Read full interview here.

Lebedev OpEd Comparing Bigotry Against Russians to BLM Reflects an Unfortunate Misstep

A lot of what I do with respect to the issues of Russia and U.S.-Russia relations is intended to educate an English-speaking audience about Russia in a fair-minded and fact-based way. That includes encouraging citizen diplomacy and writing about what Russia is really like as opposed to all the misinformation the average American is bombarded with. In my writing I try to explain Russia’s history, geography and culture in order to give Americans an understanding of what shapes Russia’s worldview and perceived interests. A huge portion of that writing involves critiquing and countering US/UK writers who say uninformed things about Russia, thereby contributing to inflammatory rhetoric and unnecessary conflict with the world’s other nuclear superpower. So I feel compelled to point out when a Russian writer does something similar with an English-speaking audience that is just as unhelpful.
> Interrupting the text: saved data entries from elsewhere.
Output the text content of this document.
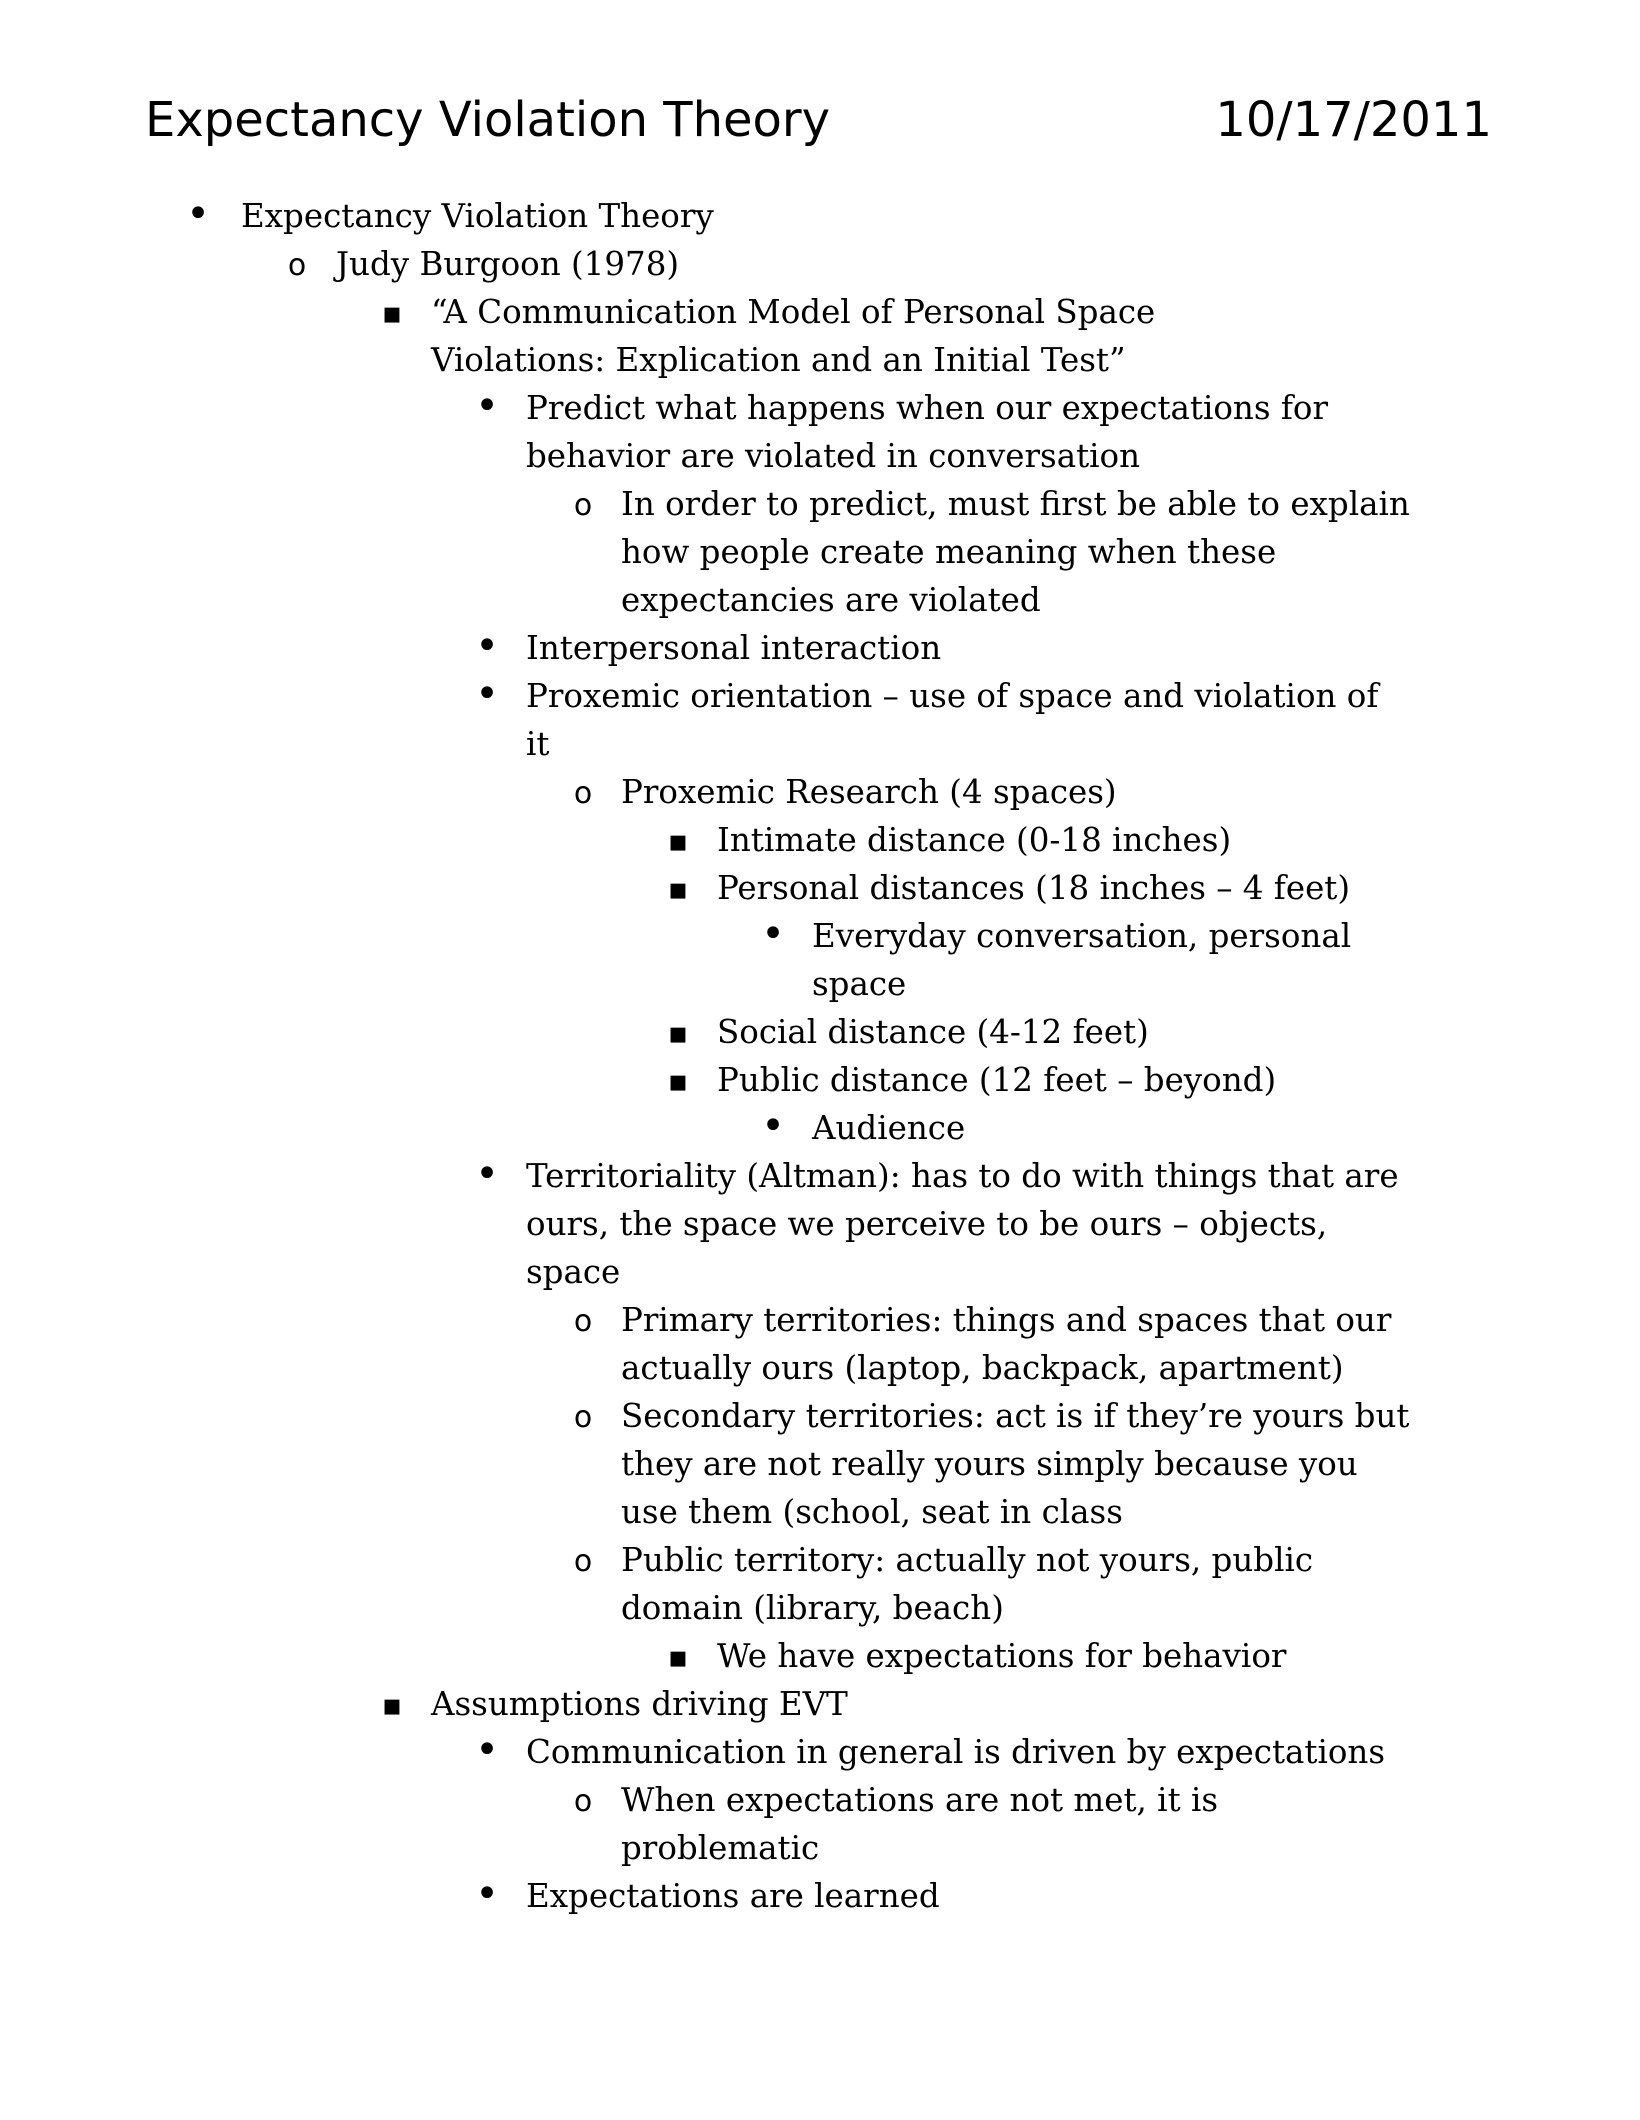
Expectancy Violation Theory	10/17/2011
•
Expectancy Violation Theory
o
Judy Burgoon (1978)
▪
“A Communication Model of Personal Space Violations: Explication and an Initial Test”
•
Predict what happens when our expectations for behavior are violated in conversation
o
In order to predict, must first be able to explain how people create meaning when these expectancies are violated
•
Interpersonal interaction
•
Proxemic orientation – use of space and violation of it
o
Proxemic Research (4 spaces)
▪
Intimate distance (0-18 inches)
▪
Personal distances (18 inches – 4 feet)
•
Everyday conversation, personal space
▪
Social distance (4-12 feet)
▪
Public distance (12 feet – beyond)
•
Audience
•
Territoriality (Altman): has to do with things that are ours, the space we perceive to be ours – objects, space
o
Primary territories: things and spaces that our actually ours (laptop, backpack, apartment)
o
Secondary territories: act is if they’re yours but they are not really yours simply because you use them (school, seat in class
o
Public territory: actually not yours, public domain (library, beach)
▪
We have expectations for behavior
▪
Assumptions driving EVT
•
Communication in general is driven by expectations
o
When expectations are not met, it is problematic
•
Expectations are learned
On August 2nd, Alexander Lebedev published an oped at RT discussing incidents of anti-Russian bigotry that he has encountered while traveling and working abroad. Given that he chose to publish this piece in an English-speaking outlet, his audience and the people he is making his case to are presumably those in the English-speaking world, a significant chunk of which will be Americans.

At one point, after relaying a list of incidents (including the denial of a proposal to make modern electric ships in coastal Italy and having to drop the idea of a lawsuit against a baker in Britain whom he accidentally overpaid by $300,000), he makes a comparison to Black Lives Matter (BLM): Russia Lives Matter:

So, I have been thinking: perhaps it’s time we started our own movement called Russian Lives Also Matter! Sure, you could say that measures taken by the West against Russian tycoons (some have sanctions imposed on them, some are denied citizenship or kicked out of countries, others had their legally acquired Cyprus citizenship revoked) are partly compensated by their massive wealth – but shouldn’t they enjoy the same rights as everyone else?
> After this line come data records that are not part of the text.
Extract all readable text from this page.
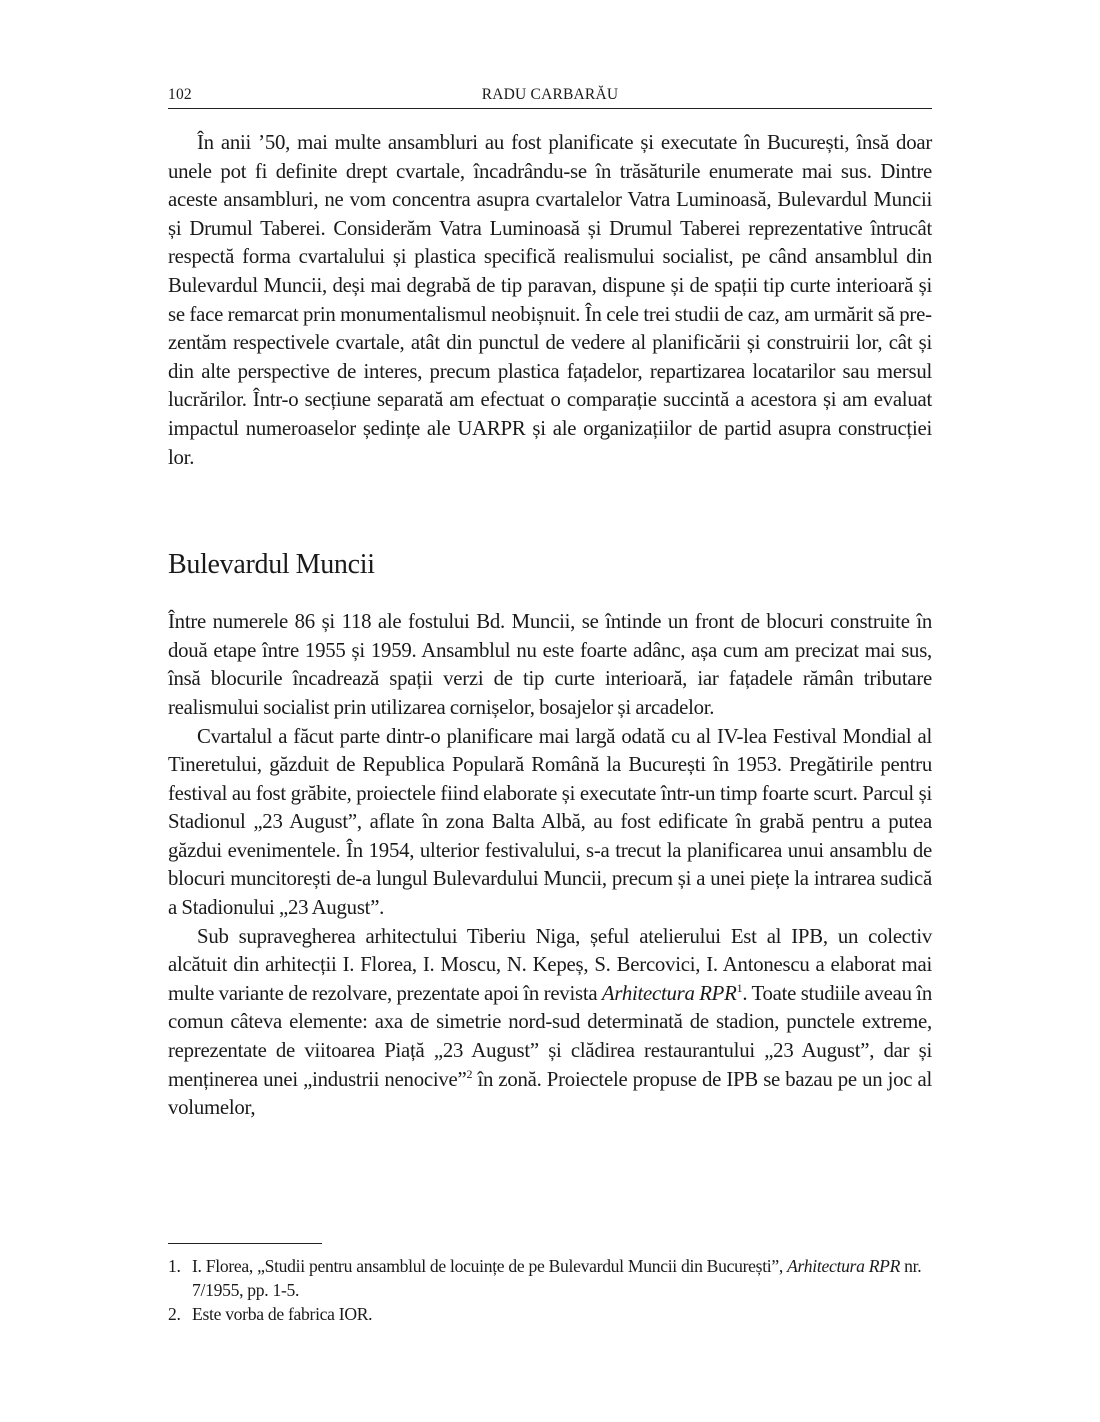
102	RADU CARBARĂU

În anii ’50, mai multe ansambluri au fost planificate și executate în București, însă doar unele pot fi definite drept cvartale, încadrându-se în trăsăturile enumerate mai sus. Dintre aceste ansambluri, ne vom concentra asupra cvartalelor Vatra Luminoasă, Bulevardul Muncii și Drumul Taberei. Considerăm Vatra Luminoasă și Drumul Taberei reprezentative întrucât respectă forma cvartalului și plastica specifică realismului socialist, pe când ansamblul din Bulevardul Muncii, deși mai degrabă de tip paravan, dispune și de spații tip curte interioară și se face remarcat prin monumentalismul neobișnuit. În cele trei studii de caz, am urmărit să prezentăm respectivele cvartale, atât din punctul de vedere al planificării și construirii lor, cât și din alte perspective de interes, precum plastica fațadelor, repartizarea locatarilor sau mersul lucrărilor. Într-o secțiune separată am efectuat o comparație succintă a acestora și am evaluat impactul numeroaselor ședințe ale UARPR și ale organizațiilor de partid asupra construcției lor.

Bulevardul Muncii

Între numerele 86 și 118 ale fostului Bd. Muncii, se întinde un front de blocuri construite în două etape între 1955 și 1959. Ansamblul nu este foarte adânc, așa cum am precizat mai sus, însă blocurile încadrează spații verzi de tip curte interioară, iar fațadele rămân tributare realismului socialist prin utilizarea cornișelor, bosajelor și arcadelor.

Cvartalul a făcut parte dintr-o planificare mai largă odată cu al IV-lea Festival Mondial al Tineretului, găzduit de Republica Populară Română la București în 1953. Pregătirile pentru festival au fost grăbite, proiectele fiind elaborate și executate într-un timp foarte scurt. Parcul și Stadionul „23 August”, aflate în zona Balta Albă, au fost edificate în grabă pentru a putea găzdui evenimentele. În 1954, ulterior festivalului, s-a trecut la planificarea unui ansamblu de blocuri muncitorești de-a lungul Bulevardului Muncii, precum și a unei piețe la intrarea sudică a Stadionului „23 August”.

Sub supravegherea arhitectului Tiberiu Niga, șeful atelierului Est al IPB, un colectiv alcătuit din arhitecții I. Florea, I. Moscu, N. Kepeș, S. Bercovici, I. Antonescu a elaborat mai multe variante de rezolvare, prezentate apoi în revista Arhitectura RPR$^1$. Toate studiile aveau în comun câteva elemente: axa de simetrie nord-sud determinată de stadion, punctele extreme, reprezentate de viitoarea Piață „23 August” și clădirea restaurantului „23 August”, dar și menținerea unei „industrii nenocive”$^2$ în zonă. Proiectele propuse de IPB se bazau pe un joc al volumelor,

1. I. Florea, „Studii pentru ansamblul de locuințe de pe Bulevardul Muncii din București”, Arhitectura RPR nr. 7/1955, pp. 1-5.
2. Este vorba de fabrica IOR.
This reference to Russian Lives Matter was also included in the headline. This was an unfortunate misstep by Lebedev. The examples of bigotry cited in the article, while they are unfair and should be called out, are not by any stretch of the imagination comparable to black Americans being murdered by the police.

There is debate within the US about the direction BLM has taken since it started out in response to the police killing of an unarmed black man named Michael Brown in Ferguson, Missouri in 2014. However, it was still a hugely disproportionate analogy for Lebedev to make.

There clearly is bigotry against Russians in US media, politics and culture (and elsewhere in the west) – which I have written extensively about – and I think Lebedev’s larger point about it being a problem that needs to be addressed is valid. But disproportionate and exaggerated comparisons are not helpful and will make some of the Americans – who are a part of the intended audience he’s clearly trying to appeal to – think that he’s an out-of-touch billionaire trying to compare his travails to that of low-income minorities who are being killed by police. Consequently, they will be a lot less likely to take him seriously and undermine the cause he is trying to bring attention to. In that case, I’m not sure what the practical point of his piece was.

We need to do everything possible to encourage diplomacy and programs that will pave the way for mutual understanding between the world’s two nuclear superpowers – which gives both countries and both peoples a special responsibility in the world. Uninformed and/or inflammatory rhetoric on either side is a huge obstacle to this goal. It would help for everyone on both sides to take this responsibility seriously and be more thoughtful about what they say publicly.